Endothelial function is a key mechanism in the development of CVD. Arginine and exercise are important non-pharmacological strategies for mitigating the impact of metabolic changes in the metabolic syndrome, but the effect of their combined administration is unknown. Thus, the aim of this study was to investigate the isolated and combined effects of aerobic training and arginine supplementation on metabolic variables and vascular reactivity in rats at high risk for developing the metabolic syndrome. Wistar rats were divided into two groups: control and fructose (F – water with 10 % fructose). After 2 weeks, the F group was divided into four groups: F, fructose+arginine (FA, 880 mg/kg per d of l-arginine), fructose+training (FT) and fructose+arginine+training (FTA); treatments lasted for 8 weeks, and no difference was observed in body mass gain.
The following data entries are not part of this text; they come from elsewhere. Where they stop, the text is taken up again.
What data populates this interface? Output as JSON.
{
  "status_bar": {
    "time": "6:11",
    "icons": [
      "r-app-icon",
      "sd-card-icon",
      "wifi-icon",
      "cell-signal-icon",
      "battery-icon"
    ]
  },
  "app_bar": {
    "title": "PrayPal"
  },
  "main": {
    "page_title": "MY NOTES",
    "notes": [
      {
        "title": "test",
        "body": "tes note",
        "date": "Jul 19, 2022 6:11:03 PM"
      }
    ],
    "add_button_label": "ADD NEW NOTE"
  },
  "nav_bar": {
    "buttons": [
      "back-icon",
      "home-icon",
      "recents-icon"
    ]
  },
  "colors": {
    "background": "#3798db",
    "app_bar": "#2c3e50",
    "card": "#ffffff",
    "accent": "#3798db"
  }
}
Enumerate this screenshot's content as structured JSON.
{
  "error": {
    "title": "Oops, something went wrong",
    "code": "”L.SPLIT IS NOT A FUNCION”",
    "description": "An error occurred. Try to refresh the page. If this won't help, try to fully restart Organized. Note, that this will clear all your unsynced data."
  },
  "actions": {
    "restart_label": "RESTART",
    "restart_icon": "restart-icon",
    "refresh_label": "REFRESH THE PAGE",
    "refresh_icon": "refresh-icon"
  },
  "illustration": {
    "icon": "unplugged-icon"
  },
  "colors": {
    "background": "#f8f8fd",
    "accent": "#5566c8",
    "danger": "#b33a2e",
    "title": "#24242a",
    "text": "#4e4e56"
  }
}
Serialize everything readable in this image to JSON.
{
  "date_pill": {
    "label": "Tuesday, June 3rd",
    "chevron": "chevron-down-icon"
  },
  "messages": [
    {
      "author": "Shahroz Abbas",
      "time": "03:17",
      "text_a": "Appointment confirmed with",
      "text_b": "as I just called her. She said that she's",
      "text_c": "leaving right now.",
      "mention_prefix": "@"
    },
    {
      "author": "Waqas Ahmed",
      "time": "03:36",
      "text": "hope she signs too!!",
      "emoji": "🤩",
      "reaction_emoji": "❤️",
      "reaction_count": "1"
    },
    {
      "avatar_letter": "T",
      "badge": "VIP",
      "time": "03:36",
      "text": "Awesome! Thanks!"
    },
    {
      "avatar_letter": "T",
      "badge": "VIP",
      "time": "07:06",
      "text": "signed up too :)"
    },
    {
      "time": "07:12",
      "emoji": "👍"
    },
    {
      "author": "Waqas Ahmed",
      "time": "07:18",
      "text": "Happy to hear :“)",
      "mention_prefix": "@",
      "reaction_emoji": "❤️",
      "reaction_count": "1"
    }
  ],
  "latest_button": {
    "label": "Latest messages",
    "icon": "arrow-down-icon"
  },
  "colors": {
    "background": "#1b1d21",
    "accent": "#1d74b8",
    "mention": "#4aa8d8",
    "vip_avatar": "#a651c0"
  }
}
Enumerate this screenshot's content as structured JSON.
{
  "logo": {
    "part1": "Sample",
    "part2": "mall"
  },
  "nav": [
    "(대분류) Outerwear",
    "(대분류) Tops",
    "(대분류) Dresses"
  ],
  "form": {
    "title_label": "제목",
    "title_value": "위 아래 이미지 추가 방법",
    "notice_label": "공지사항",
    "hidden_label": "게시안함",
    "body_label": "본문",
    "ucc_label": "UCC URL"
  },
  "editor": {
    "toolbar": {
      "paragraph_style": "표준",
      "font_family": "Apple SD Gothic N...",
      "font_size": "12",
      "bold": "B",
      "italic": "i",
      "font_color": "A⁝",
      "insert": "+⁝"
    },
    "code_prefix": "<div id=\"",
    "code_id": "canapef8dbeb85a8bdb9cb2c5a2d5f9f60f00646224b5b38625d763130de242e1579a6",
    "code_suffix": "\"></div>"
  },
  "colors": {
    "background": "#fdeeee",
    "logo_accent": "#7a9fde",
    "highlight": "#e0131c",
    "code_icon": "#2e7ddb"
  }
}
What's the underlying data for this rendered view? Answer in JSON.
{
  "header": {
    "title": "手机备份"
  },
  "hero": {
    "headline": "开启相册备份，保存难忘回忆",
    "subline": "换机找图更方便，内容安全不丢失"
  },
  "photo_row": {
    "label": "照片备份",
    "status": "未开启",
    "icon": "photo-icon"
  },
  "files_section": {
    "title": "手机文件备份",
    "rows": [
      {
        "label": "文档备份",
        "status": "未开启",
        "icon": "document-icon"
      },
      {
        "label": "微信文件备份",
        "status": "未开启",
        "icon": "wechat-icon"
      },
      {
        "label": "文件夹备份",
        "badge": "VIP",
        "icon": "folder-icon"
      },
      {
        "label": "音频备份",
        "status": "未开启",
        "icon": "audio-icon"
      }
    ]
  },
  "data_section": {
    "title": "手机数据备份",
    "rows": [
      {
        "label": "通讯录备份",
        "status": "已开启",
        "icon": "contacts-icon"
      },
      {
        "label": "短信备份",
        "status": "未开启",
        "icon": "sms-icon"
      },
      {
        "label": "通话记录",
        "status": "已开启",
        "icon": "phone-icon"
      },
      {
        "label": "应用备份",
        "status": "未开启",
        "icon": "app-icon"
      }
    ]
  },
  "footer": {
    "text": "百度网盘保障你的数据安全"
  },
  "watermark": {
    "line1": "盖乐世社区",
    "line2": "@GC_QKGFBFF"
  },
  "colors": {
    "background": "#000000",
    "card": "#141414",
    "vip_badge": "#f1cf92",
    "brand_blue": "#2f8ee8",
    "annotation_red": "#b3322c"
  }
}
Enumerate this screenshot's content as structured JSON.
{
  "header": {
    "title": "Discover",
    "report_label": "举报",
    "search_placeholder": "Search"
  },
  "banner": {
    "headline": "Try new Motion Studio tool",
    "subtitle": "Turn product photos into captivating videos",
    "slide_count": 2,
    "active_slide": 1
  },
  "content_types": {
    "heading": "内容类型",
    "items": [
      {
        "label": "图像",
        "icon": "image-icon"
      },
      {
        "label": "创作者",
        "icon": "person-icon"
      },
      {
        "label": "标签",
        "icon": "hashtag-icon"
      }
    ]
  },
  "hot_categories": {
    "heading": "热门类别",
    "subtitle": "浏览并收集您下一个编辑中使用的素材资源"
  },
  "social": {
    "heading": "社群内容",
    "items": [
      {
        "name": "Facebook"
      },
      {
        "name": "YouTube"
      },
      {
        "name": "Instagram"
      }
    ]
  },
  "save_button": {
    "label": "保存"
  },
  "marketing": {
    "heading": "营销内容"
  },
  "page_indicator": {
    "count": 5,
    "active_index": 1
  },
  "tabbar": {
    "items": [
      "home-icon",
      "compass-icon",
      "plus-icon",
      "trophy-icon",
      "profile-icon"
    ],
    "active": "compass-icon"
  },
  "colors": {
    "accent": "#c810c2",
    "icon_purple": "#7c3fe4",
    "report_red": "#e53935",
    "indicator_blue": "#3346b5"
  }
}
Arginine did not improve the body protein content, and both the FA and FT groups show a reversal of the increase in adipose tissue. Insulin increase was prevented by training and arginine, without additive effect, and the increase in serum TAG was prevented only by training. The F group showed impaired endothelium-dependent vasodilation and hyperreactivity to phenylephrine, but arginine and training were capable of preventing these effects, even separately. Higher nitric oxide level was observed in the FA and FT groups, and no potentiating effect was detected. Thus, only training was able to prevent the increase in TAG and improve the protein mass, and training and arginine exert similar effects on fat content, insulin and endothelial function, but these effects are not additive.